Option Care Health, Inc. reported a net revenue of $1.35 billion for the first quarter of 2026, reflecting a 1.3% increase from $1.33 billion in the same period of 2025. The company's gross profit for the quarter was $262 million, slightly down from $263 million year-over-year, resulting in a gross profit margin of 19.4%, compared to 19.7% in the prior year. Operating income decreased to $72.5 million from $79.2 million, while net income fell to $45.3 million, down from $46.7 million in the previous year. The effective tax rate for the quarter was 25.7%, a decrease from 26.5% in the prior year.
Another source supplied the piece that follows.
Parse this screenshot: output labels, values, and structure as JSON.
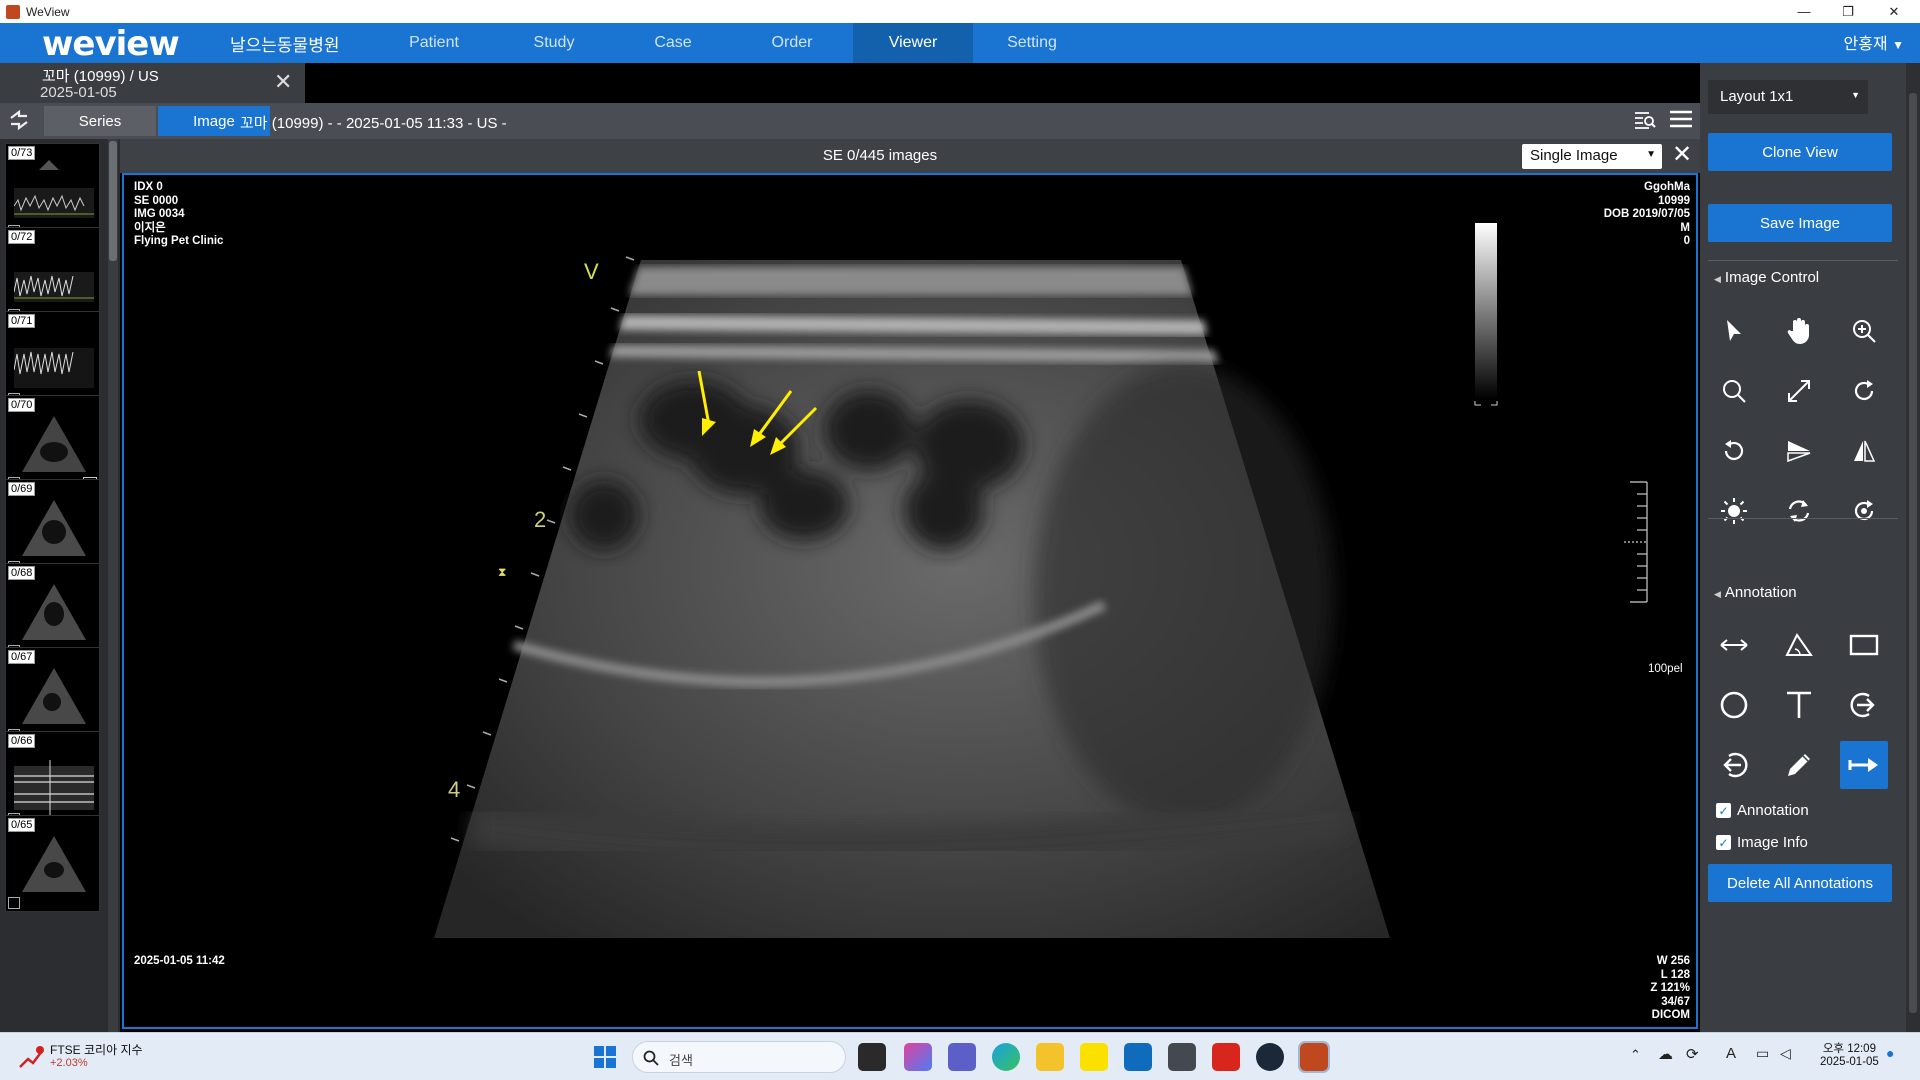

The company experienced notable changes in its operational metrics, with a slight decline in gross profit attributed to challenges in its chronic inflammatory disease (CID) portfolio, which management expects to negatively impact gross profit by approximately $55 million in 2026. Selling, general, and administrative expenses rose by 3.8% to $174.6 million, driven by investments in internal resources and technology aimed at supporting future growth. The total operating expenses increased to $189.5 million from $183.9 million, reflecting a 3% rise.

In terms of strategic developments, Option Care Health did not report any new acquisitions in the first quarter of 2026, following the acquisition of Intramed Plus, Inc. in January 2025. The company continues to operate a national network of 87 full-service pharmacies and 111 stand-alone ambulatory infusion suites, which positions it well within the infusion therapy market. The company’s stock repurchase program remains active, with $17.5 million spent on repurchasing shares in the first quarter, compared to $100 million in the same period last year.

Operationally, the company reported a decrease in cash and cash equivalents to $177.3 million from $232.6 million at the end of 2025. Cash used in operating activities increased to $12.1 million, primarily due to changes in accounts payable and accrued compensation. The company’s cash flows from investing activities significantly decreased, primarily due to the absence of large acquisitions in the current quarter. The company’s liquidity position remains strong, with $846 million available under its credit facilities following a recent amendment that increased the Revolver Facility by $450 million.

Looking ahead, Option Care Health anticipates continued growth in its acute therapy portfolio, although it remains cautious about the challenges posed by the CID portfolio. The company is focused on enhancing its operational efficiencies and maintaining strong relationships with referral sources and payers to drive future revenue growth. The management's outlook suggests a commitment to strategic investments and potential acquisitions to bolster its market position in the infusion therapy sector.

About Option Care Health, Inc.

Option Care Health, Inc. is a leading provider of home and alternate site infusion services, offering clinical management, nursing support, and care coordination for patients with complex and chronic conditions. Operating through a network of pharmacies and infusion suites across the U.S., it serves healthcare providers, payers, and pharmaceutical manufacturers by delivering cost-effective, patient-centered therapies in non-hospital settings.

This description was generated via AI from an annual report. Updated 8 months ago.